Y aquel debate había establecido el tono para el resto y seguimos hablando de las características físicas de un candidato cómo un atributo indispensablemente necesario para ser presidente.

¿Entonces no debiera Abraham Lincoln haber sido presidente?  Porque el tipo era bastante feo.

Los debates entre Abraham Lincoln y Stephen Douglas, se centraron en la esclavitud que era el problema de la época y la moral, valores y lógica del tópico, no como lucían los candidatos. No habían entrevistadores o moderadores, sólo debatantes, porque el debate es lo importante no los entrevistadores.

Y el lugar del debate era una tribuna con un grupo de personas en un lugar abierto. Uno hablaba y el otro respondía.

Cómo no había ni radio ni televisión, el resto de los ciudadanos leía sobre el debate en los periódicos, y los temas eran explicados por verdaderos periodistas, de manera imparcial y profesional.

Pero quizás si hubiera habido televisión Abraham Lincoln nunca hubiera sido presidente, porque era como un amigo que tenemos que le han endosado el mote de flaco-feo.

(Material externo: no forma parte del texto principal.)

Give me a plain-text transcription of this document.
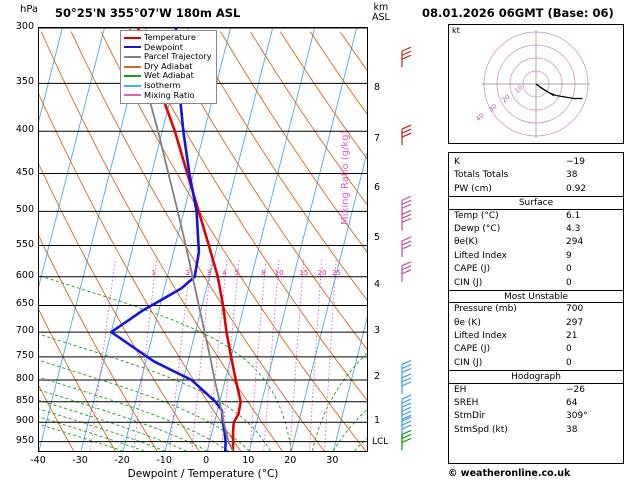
hPa 50°25'N 355°07'W 180m ASL	km
ASL
1	2 3 4 5	8 10 15 20 25
Temperature
Dewpoint
Parcel Trajectory
Dry Adiabat
Wet Adiabat
Isotherm
Mixing Ratio
300
350
400
450
500
550
600
650
700
750
800
850
900
950
-40	-30	-20	-10	0	10	20	30
Dewpoint / Temperature (°C)
8
7
6
5
4
3
2
1
LCL
Mixing Ratio (g/kg)
08.01.2026 06GMT (Base: 06)
kt
10
20
30
40
K	−19
Totals Totals	38
PW (cm)	0.92
Surface
Temp (°C)	6.1
Dewp (°C)	4.3
θe(K)	294
Lifted Index	9
CAPE (J)	0
CIN (J)	0
Most Unstable
Pressure (mb)	700
θe (K)	297
Lifted Index	21
CAPE (J)	0
CIN (J)	0
Hodograph
EH	−26
SREH	64
StmDir	309°
StmSpd (kt)	38
© weatheronline.co.uk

Pero seguimos con los debates, y ahora todo es debatir en televisión, cosas que le llaman programas de la vida real que en realidad nos presentan una irrealidad por su concepto particular de lo que es vivir que no es necesariamente la realidad de la vida..

Nos presentan debates con paneles de cómo tenemos que hablar de cómo tenemos que comer, de lo que tenemos que tomar y hasta de cómo tenemos que bañarnos y cómo defecar y la etiqueta de cómo limpiarnos cuando terminamos.

Pero hay que soportarlo, este es el mundo en que nos ha tocado vivir y hay que adaptarse.

Este Thanksgiving debemos de poner una copia del debate demócrata en vez del juego de football, de esa manera la gente tiene sensaciones desagradables estomacales, no comen de más, sobra la comida para todos y no se salen de la dieta.